The Story
Why it exists.
The beginning
Marc-Antoine Barrois arrived at fragrance through haute couture, where the craft begins with fabric selection and ends with the finished garment. That same attention to construction informs every bottle the house produces. For Aldebaran, the house partnered with perfumer Quentin Bisch to create something that honors the brand's commitment to genderless scent without market testing. The 2025 launch represents an evolution in the house's approach, moving toward warmer, more intimate materials while maintaining the architectural precision that defines Barrois fragrances.
The choice of notes reflects a deliberate philosophy at Barrois. Tuberose offers immediate sensory impact, while paprika and mate introduce unexpected complexity that elevates the composition beyond typical floral fragrance territory. Tonka bean serves as the logical conclusion, providing warmth and longevity without the heaviness of traditional orientals. This note progression rewards patience, revealing different facets as the hours pass. The pairing rationale centers on contrast: creamy florals against dry spices, sweet base against herbal heart.

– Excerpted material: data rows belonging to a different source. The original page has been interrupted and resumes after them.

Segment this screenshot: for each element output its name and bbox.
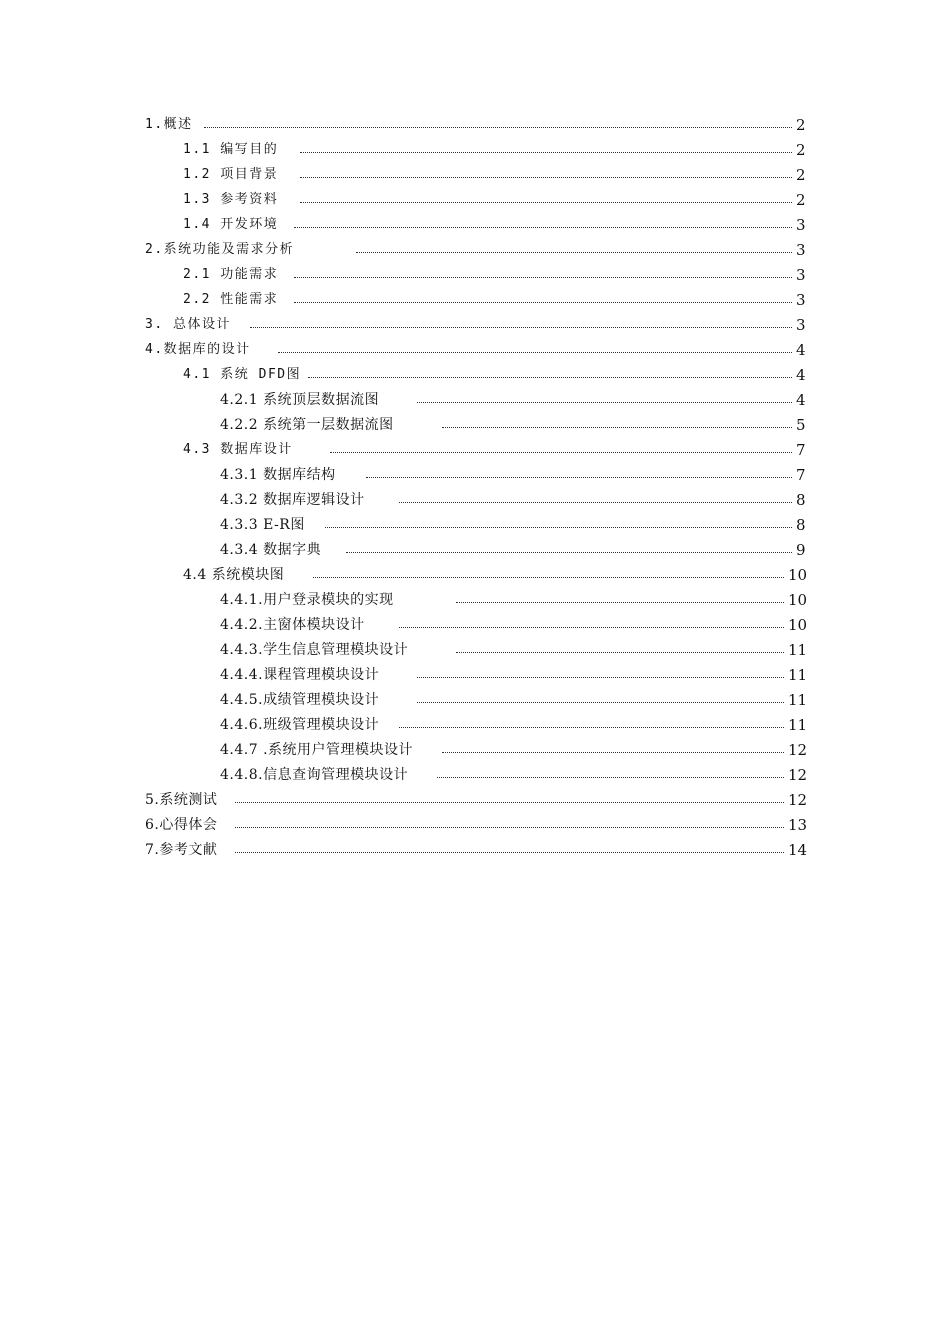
toc-entry-page: 2: [796, 141, 806, 159]
toc-entry-page: 10: [788, 566, 808, 584]
dot-leader: [442, 752, 784, 753]
toc-entry-label: 4.数据库的设计: [145, 342, 251, 357]
toc-entry-label: 4.3.1 数据库结构: [220, 467, 336, 483]
table-of-contents: [0, 113, 950, 863]
toc-entry[interactable]: [0, 463, 950, 488]
dot-leader: [346, 552, 792, 553]
toc-entry-page: 4: [796, 366, 806, 384]
toc-entry-page: 12: [788, 741, 808, 759]
toc-entry[interactable]: [0, 788, 950, 813]
toc-entry-page: 11: [788, 641, 808, 659]
toc-entry[interactable]: [0, 538, 950, 563]
dot-leader: [204, 127, 792, 128]
toc-entry-label: 4.3.3 E-R图: [220, 517, 305, 533]
toc-entry-label: 3. 总体设计: [145, 317, 231, 332]
toc-entry-page: 10: [788, 616, 808, 634]
toc-entry-page: 3: [796, 316, 806, 334]
toc-entry-label: 4.4.7 .系统用户管理模块设计: [220, 742, 414, 758]
toc-entry-label: 4.4.4.课程管理模块设计: [220, 667, 380, 683]
toc-entry-page: 8: [796, 516, 806, 534]
dot-leader: [235, 802, 784, 803]
toc-entry-label: 4.1 系统 DFD图: [183, 367, 302, 382]
toc-entry[interactable]: [0, 238, 950, 263]
toc-entry-page: 3: [796, 266, 806, 284]
toc-entry-label: 1.概述: [145, 117, 193, 132]
toc-entry-page: 2: [796, 191, 806, 209]
toc-entry[interactable]: [0, 763, 950, 788]
toc-entry-label: 4.2.2 系统第一层数据流图: [220, 417, 394, 433]
toc-entry[interactable]: [0, 263, 950, 288]
toc-entry-label: 1.2 项目背景: [183, 167, 279, 182]
toc-entry[interactable]: [0, 688, 950, 713]
dot-leader: [442, 427, 792, 428]
dot-leader: [300, 152, 792, 153]
toc-entry-page: 9: [796, 541, 806, 559]
dot-leader: [294, 227, 792, 228]
toc-entry-page: 2: [796, 116, 806, 134]
dot-leader: [294, 302, 792, 303]
toc-entry[interactable]: [0, 338, 950, 363]
toc-entry[interactable]: [0, 388, 950, 413]
toc-entry-page: 7: [796, 441, 806, 459]
toc-entry-page: 2: [796, 166, 806, 184]
toc-entry-page: 13: [788, 816, 808, 834]
toc-entry-page: 3: [796, 241, 806, 259]
toc-entry-label: 4.4.3.学生信息管理模块设计: [220, 642, 409, 658]
dot-leader: [300, 177, 792, 178]
toc-entry[interactable]: [0, 363, 950, 388]
dot-leader: [417, 677, 784, 678]
toc-entry-label: 2.2 性能需求: [183, 292, 279, 307]
toc-entry-label: 4.3 数据库设计: [183, 442, 293, 457]
toc-entry-page: 5: [796, 416, 806, 434]
toc-entry-label: 4.4.8.信息查询管理模块设计: [220, 767, 409, 783]
toc-entry-page: 4: [796, 391, 806, 409]
toc-entry[interactable]: [0, 663, 950, 688]
dot-leader: [399, 627, 784, 628]
dot-leader: [308, 377, 792, 378]
dot-leader: [325, 527, 792, 528]
dot-leader: [250, 327, 792, 328]
toc-entry-label: 4.4.6.班级管理模块设计: [220, 717, 380, 733]
toc-entry[interactable]: [0, 488, 950, 513]
dot-leader: [456, 602, 784, 603]
toc-entry[interactable]: [0, 138, 950, 163]
toc-entry-label: 4.4 系统模块图: [183, 567, 285, 583]
toc-entry[interactable]: [0, 213, 950, 238]
toc-entry[interactable]: [0, 738, 950, 763]
toc-entry-label: 1.1 编写目的: [183, 142, 279, 157]
toc-entry-label: 1.3 参考资料: [183, 192, 279, 207]
toc-entry[interactable]: [0, 313, 950, 338]
toc-entry-label: 4.2.1 系统顶层数据流图: [220, 392, 380, 408]
toc-entry-page: 11: [788, 716, 808, 734]
dot-leader: [399, 727, 784, 728]
toc-entry[interactable]: [0, 188, 950, 213]
dot-leader: [417, 402, 792, 403]
dot-leader: [417, 702, 784, 703]
toc-entry-page: 14: [788, 841, 808, 859]
toc-entry-page: 7: [796, 466, 806, 484]
dot-leader: [330, 452, 792, 453]
toc-entry-label: 1.4 开发环境: [183, 217, 279, 232]
toc-entry-label: 6.心得体会: [145, 817, 218, 833]
toc-entry[interactable]: [0, 838, 950, 863]
toc-entry-page: 11: [788, 666, 808, 684]
toc-entry-page: 3: [796, 216, 806, 234]
dot-leader: [456, 652, 784, 653]
toc-entry[interactable]: [0, 563, 950, 588]
toc-entry-label: 2.1 功能需求: [183, 267, 279, 282]
dot-leader: [356, 252, 792, 253]
dot-leader: [235, 827, 784, 828]
toc-entry-page: 4: [796, 341, 806, 359]
toc-entry-label: 2.系统功能及需求分析: [145, 242, 295, 257]
dot-leader: [235, 852, 784, 853]
toc-entry-page: 12: [788, 766, 808, 784]
dot-leader: [300, 202, 792, 203]
dot-leader: [399, 502, 792, 503]
toc-entry-label: 4.3.4 数据字典: [220, 542, 322, 558]
toc-entry-label: 4.4.1.用户登录模块的实现: [220, 592, 394, 608]
toc-entry-page: 12: [788, 791, 808, 809]
toc-entry[interactable]: [0, 588, 950, 613]
toc-entry-label: 5.系统测试: [145, 792, 218, 808]
toc-entry[interactable]: [0, 613, 950, 638]
dot-leader: [366, 477, 792, 478]
toc-entry[interactable]: [0, 163, 950, 188]
toc-entry-page: 3: [796, 291, 806, 309]
toc-entry-label: 4.4.2.主窗体模块设计: [220, 617, 365, 633]
toc-entry-label: 7.参考文献: [145, 842, 218, 858]
toc-entry-label: 4.4.5.成绩管理模块设计: [220, 692, 380, 708]
dot-leader: [278, 352, 792, 353]
dot-leader: [313, 577, 784, 578]
toc-entry[interactable]: [0, 438, 950, 463]
toc-entry[interactable]: [0, 413, 950, 438]
toc-entry-page: 8: [796, 491, 806, 509]
toc-entry-page: 10: [788, 591, 808, 609]
toc-entry-page: 11: [788, 691, 808, 709]
toc-entry[interactable]: [0, 113, 950, 138]
dot-leader: [437, 777, 784, 778]
toc-entry[interactable]: [0, 513, 950, 538]
toc-entry[interactable]: [0, 813, 950, 838]
toc-entry[interactable]: [0, 713, 950, 738]
dot-leader: [294, 277, 792, 278]
toc-entry[interactable]: [0, 638, 950, 663]
toc-entry-label: 4.3.2 数据库逻辑设计: [220, 492, 365, 508]
toc-entry[interactable]: [0, 288, 950, 313]
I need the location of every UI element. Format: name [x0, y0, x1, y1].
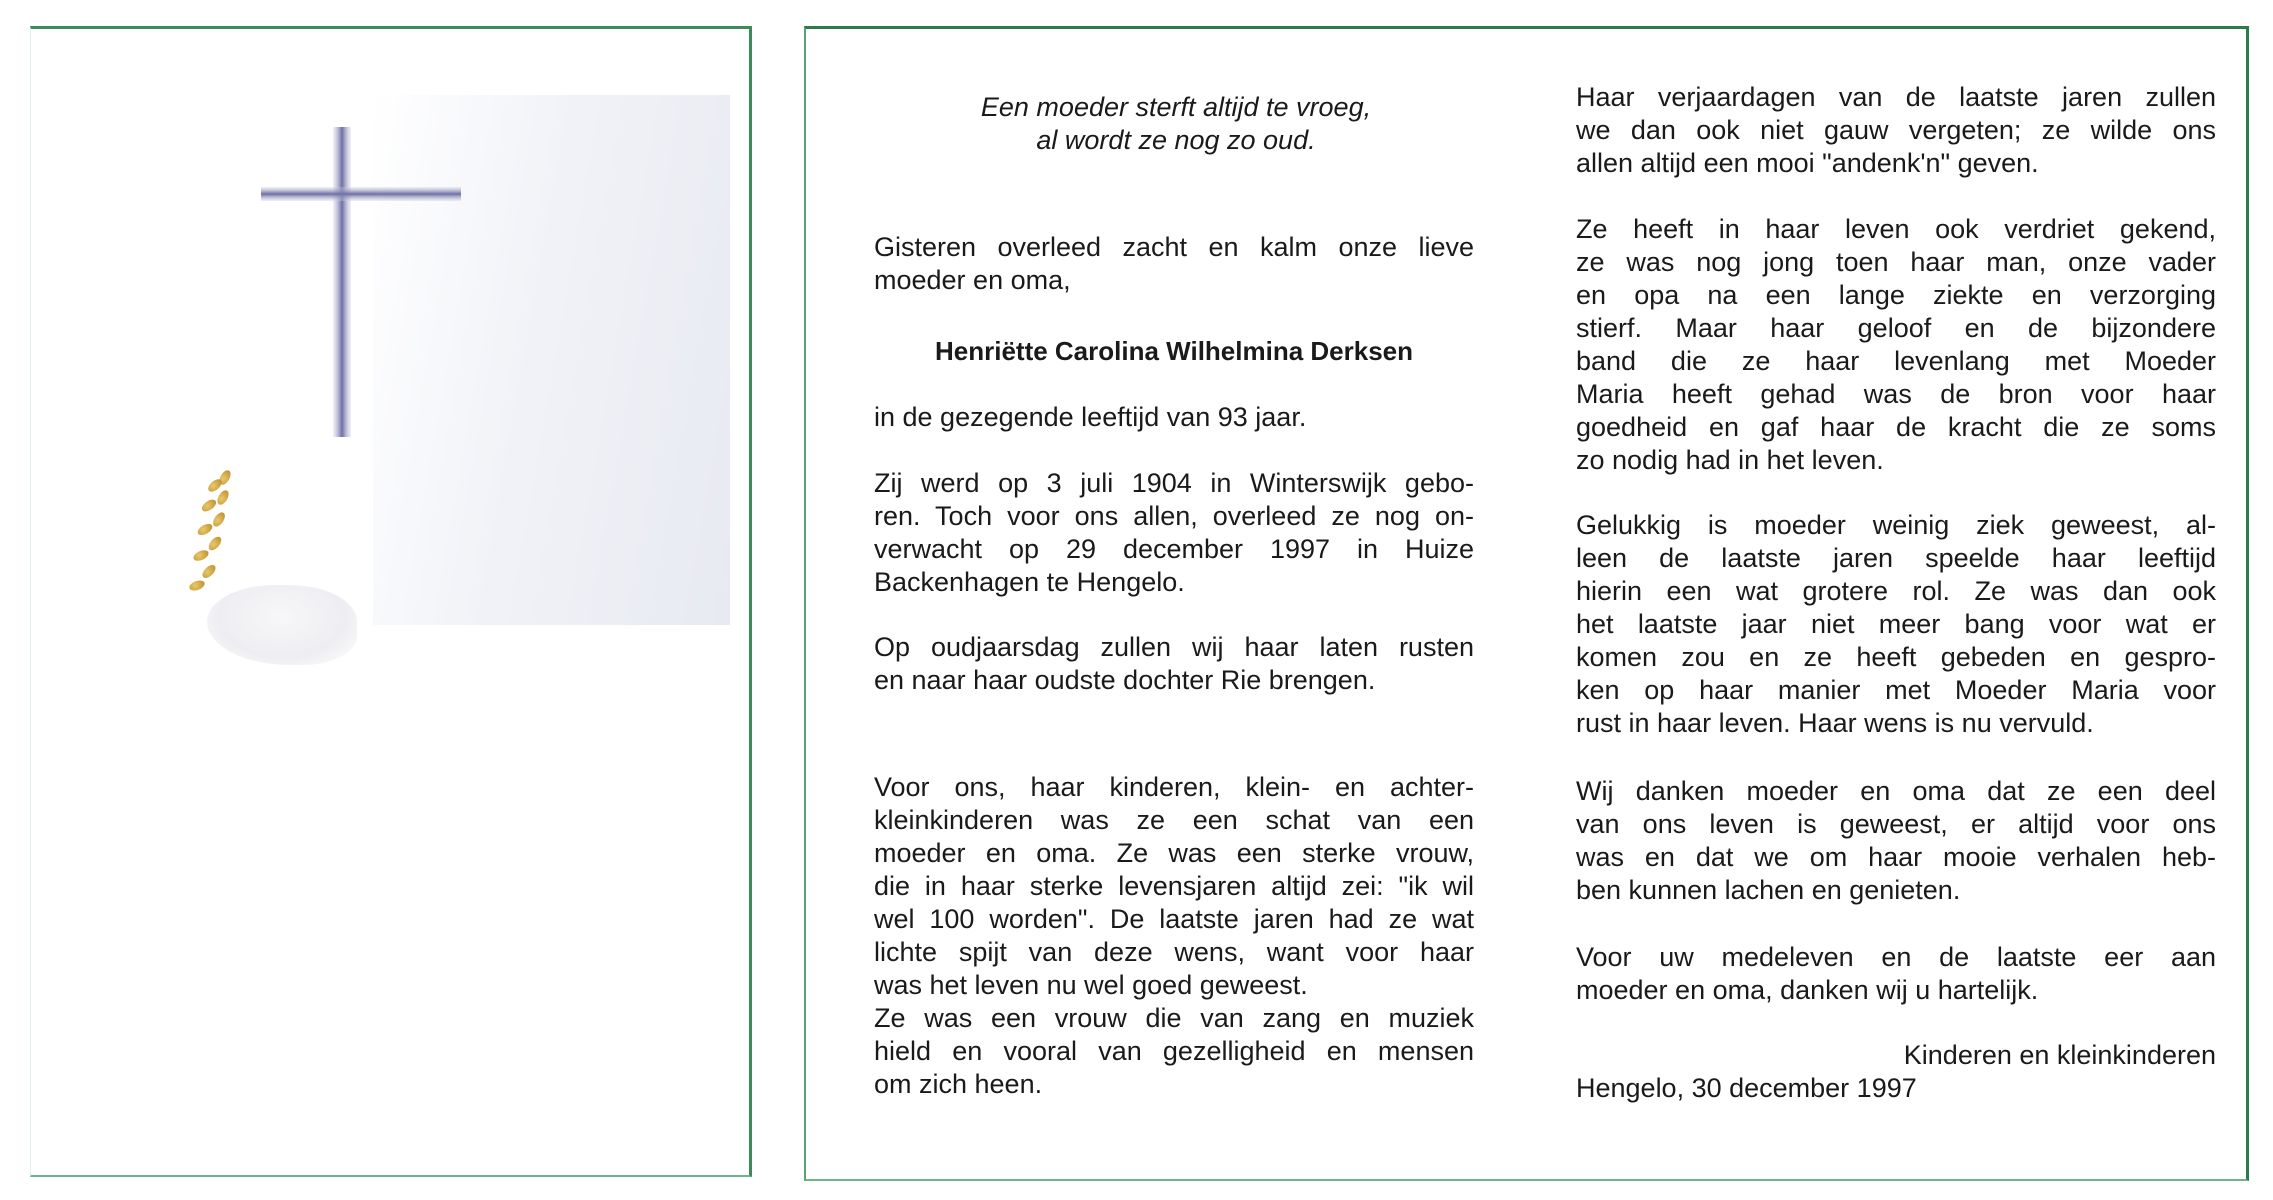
- paragraph-line: komen zou en ze heeft gebeden en gespro-: [1576, 642, 2216, 672]
- paragraph-line: leen de laatste jaren speelde haar leeftijd: [1576, 543, 2216, 573]
- paragraph-line: was en dat we om haar mooie verhalen heb-: [1576, 842, 2216, 872]
- age-line: in de gezegende leeftijd van 93 jaar.: [874, 402, 1307, 432]
- paragraph-line: Ze heeft in haar leven ook verdriet gekend,: [1576, 214, 2216, 244]
- dove-icon: [207, 585, 357, 665]
- paragraph-line: lichte spijt van deze wens, want voor haar: [874, 937, 1474, 967]
- paragraph-line: het laatste jaar niet meer bang voor wat er: [1576, 609, 2216, 639]
- paragraph-line: van ons leven is geweest, er altijd voor ons: [1576, 809, 2216, 839]
- motto-line: al wordt ze nog zo oud.: [1036, 125, 1316, 155]
- paragraph-line: was het leven nu wel goed geweest.: [874, 970, 1308, 1000]
- signature: Kinderen en kleinkinderen: [1903, 1040, 2216, 1070]
- birthdays-paragraph: [1576, 81, 2216, 180]
- paragraph-line: wel 100 worden". De laatste jaren had ze wat: [874, 904, 1474, 934]
- front-card: [30, 26, 752, 1177]
- paragraph-line: Backenhagen te Hengelo.: [874, 567, 1185, 597]
- paragraph-line: Zij werd op 3 juli 1904 in Winterswijk gebo-: [874, 468, 1474, 498]
- paragraph-line: moeder en oma. Ze was een sterke vrouw,: [874, 838, 1474, 868]
- treasure-paragraph: [874, 771, 1474, 1101]
- burial-paragraph: [874, 631, 1474, 697]
- paragraph-line: verwacht op 29 december 1997 in Huize: [874, 534, 1474, 564]
- paragraph-line: Maria heeft gehad was de bron voor haar: [1576, 379, 2216, 409]
- paragraph-line: we dan ook niet gauw vergeten; ze wilde ons: [1576, 115, 2216, 145]
- paragraph-line: Haar verjaardagen van de laatste jaren zullen: [1576, 82, 2216, 112]
- paragraph-line: hield en vooral van gezelligheid en mensen: [874, 1036, 1474, 1066]
- motto-line: Een moeder sterft altijd te vroeg,: [980, 92, 1372, 122]
- deceased-name: Henriëtte Carolina Wilhelmina Derksen: [934, 336, 1414, 366]
- paragraph-line: ben kunnen lachen en genieten.: [1576, 875, 1961, 905]
- intro-line: Gisteren overleed zacht en kalm onze lieve: [874, 232, 1474, 262]
- paragraph-line: Op oudjaarsdag zullen wij haar laten rusten: [874, 632, 1474, 662]
- paragraph-line: Gelukkig is moeder weinig ziek geweest, al-: [1576, 510, 2216, 540]
- paragraph-line: kleinkinderen was ze een schat van een: [874, 805, 1474, 835]
- paragraph-line: zo nodig had in het leven.: [1576, 445, 1884, 475]
- thanks-paragraph: [1576, 775, 2216, 907]
- health-paragraph: [1576, 509, 2216, 740]
- paragraph-line: Wij danken moeder en oma dat ze een deel: [1576, 776, 2216, 806]
- paragraph-line: goedheid en gaf haar de kracht die ze soms: [1576, 412, 2216, 442]
- paragraph-line: allen altijd een mooi "andenk'n" geven.: [1576, 148, 2039, 178]
- paragraph-line: rust in haar leven. Haar wens is nu vervuld.: [1576, 708, 2094, 738]
- birth-paragraph: [874, 467, 1474, 599]
- paragraph-line: om zich heen.: [874, 1069, 1043, 1099]
- cross-icon: [241, 119, 481, 459]
- paragraph-line: moeder en oma, danken wij u hartelijk.: [1576, 975, 2039, 1005]
- paragraph-line: ken op haar manier met Moeder Maria voor: [1576, 675, 2216, 705]
- paragraph-line: Ze was een vrouw die van zang en muziek: [874, 1003, 1474, 1033]
- paragraph-line: en opa na een lange ziekte en verzorging: [1576, 280, 2216, 310]
- paragraph-line: Voor uw medeleven en de laatste eer aan: [1576, 942, 2216, 972]
- motto: [876, 91, 1476, 157]
- paragraph-line: hierin een wat grotere rol. Ze was dan ook: [1576, 576, 2216, 606]
- inside-card: [804, 26, 2249, 1181]
- paragraph-line: Voor ons, haar kinderen, klein- en achter-: [874, 772, 1474, 802]
- paragraph-line: stierf. Maar haar geloof en de bijzondere: [1576, 313, 2216, 343]
- place-date: Hengelo, 30 december 1997: [1576, 1073, 1917, 1103]
- intro-line: moeder en oma,: [874, 265, 1071, 295]
- sorrow-paragraph: [1576, 213, 2216, 477]
- paragraph-line: ze was nog jong toen haar man, onze vader: [1576, 247, 2216, 277]
- paragraph-line: band die ze haar levenlang met Moeder: [1576, 346, 2216, 376]
- sympathy-paragraph: [1576, 941, 2216, 1007]
- paragraph-line: ren. Toch voor ons allen, overleed ze nog on-: [874, 501, 1474, 531]
- paragraph-line: en naar haar oudste dochter Rie brengen.: [874, 665, 1376, 695]
- paragraph-line: die in haar sterke levensjaren altijd zei: "ik wil: [874, 871, 1474, 901]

The result is a fragrance that feels both intimate and distinctive.
The evolution
The fragrance begins with tuberose at its most luxurious, a white floral that carries both cream and slight Green accents typical of this material. As the composition evolves, paprika enters quietly at first, its warm, peppery character tempering the florals without overwhelming them. Mate adds an herbal, slightly bitter dimension that grounds the heart, preventing it from becoming overly sweet. The drydown brings tonka bean forward, its characteristic sweet, vanillic quality creating warmth that lingers. This arc moves from lush opening through spicy complexity to comforting resolution, each stage building on what came before.
Cultural impact
Aldebaran is a soliflore that resists the obvious associations, that earns its optimism rather than displaying it. Marc-Antoine Barrois and Bisch have taken something expected and made it strange again, pushing against the conventions of how this note is typically presented. The fragrance's composition tube rose paired with bell pepper, maté, and tonka bean creates something that feels neither purely floral nor purely spicy, but something altog ether more interesting. It doesn't rely on the expected tropical references or the familiar creamy body lotion associations that often accompany tube rose in modern perfumery.